The details will be different for each US state, but the overall patterns are unlikely to be radically different.
My source for the numbers was
Where they are given in more or less real time as well as annually. Are you saying they are wrong?
No the Gridwatch numbers aren’t “wrong”, they are just “incomplete”.
Gridwatch only gives the BM Reports “metered” numbers, which explains why they don’t include a “Solar” column (which is “Embedded” data, the original source of which is the University of Sheffield).
My “Total Wind” = BM Reports “(Metered) Wind” + ESO’s “Embedded Wind”, hence the discrepancy.
Note also that the inter-connector (ICT) numbers from BM Reports only provide imported values (the minimum value in their CSV files is zero …), while ESO provides both imported and exported numbers (for each 30-minute “Settlement Period”).
Attached is a graph I now consider “too crowded” that highlights the drop in GB “Total Wind” production from over 20 GW on the 26th-27th November last year to under 1 GW less than 48 hours later, which shows the approximate ratio between the two components.
– – – – –
PS : My initial spreadsheets used Gridwatch data, but their nominal “sample rate” of 5 minutes was (and is …) in practice highly variable, which complicated the “accumulate total GWh per day” code, and significant “curation” of their downloads was required to filter out “obviously wrong” values.
Switching to “BM Reports + ESO” data, with regular and already curated 30-minute data, meant I could do everything in an Excel-clone spreadsheet without having to run it through a C program beforehand.
Chris Bond did a study (using the gridwatch data, so not complete with regard to all generation) for 2021 and 2022.
Your ‘too busy’ chart shows the problem very clearly. You cannot do it by overbuilding. Its either huge amounts of storage or blackouts.

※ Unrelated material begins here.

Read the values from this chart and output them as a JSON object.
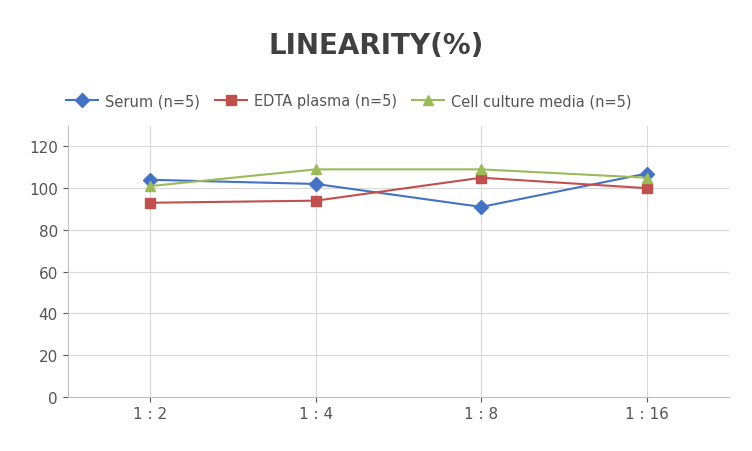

Your data source seems to be much easier to work with than the gridwatch. Wish I had more time for this.
I wonder if the authors of this report actually consulted any wind turbine manufacturers to see if what they are proposing is realistic?
Here are some quotes from Wind Europe press releases earlier this year.
Feb 23rd 2023 ‘Europe must boost the competitiveness of its wind supply chain’
“The EU REPower EU strategy wants wind energy to more than double the 200GW installed today by 2030. Requires massive investment in new and existing industrial production capacities and across the whole supply chain – from installation vessels to cranes, ports, research and innovation, grids and skilled workers.”
“But the wind supply chain lacks the money to invest at the required scale. Europe’s five wind turbine manufacturers continue to operate at a loss”
March 16th 2023 ‘EU Green Industry Plan falls short for now’
“The European Commission has presented its Green Deal Industrial Plan. Goals require it to build over 30GW new wind farms every year to 2030. Europe has a big wind energy supply chain today but its not big enough to produce these volumes.”
Wind Europes CEO Giles Dickson is quoted “we simply don’t have enough factories and infrastructure today to build and install the volumes Europe wants”
When New York builds windmills and installs solar panels in Central Park, I will start to believe they are serious about this–but only start to believe.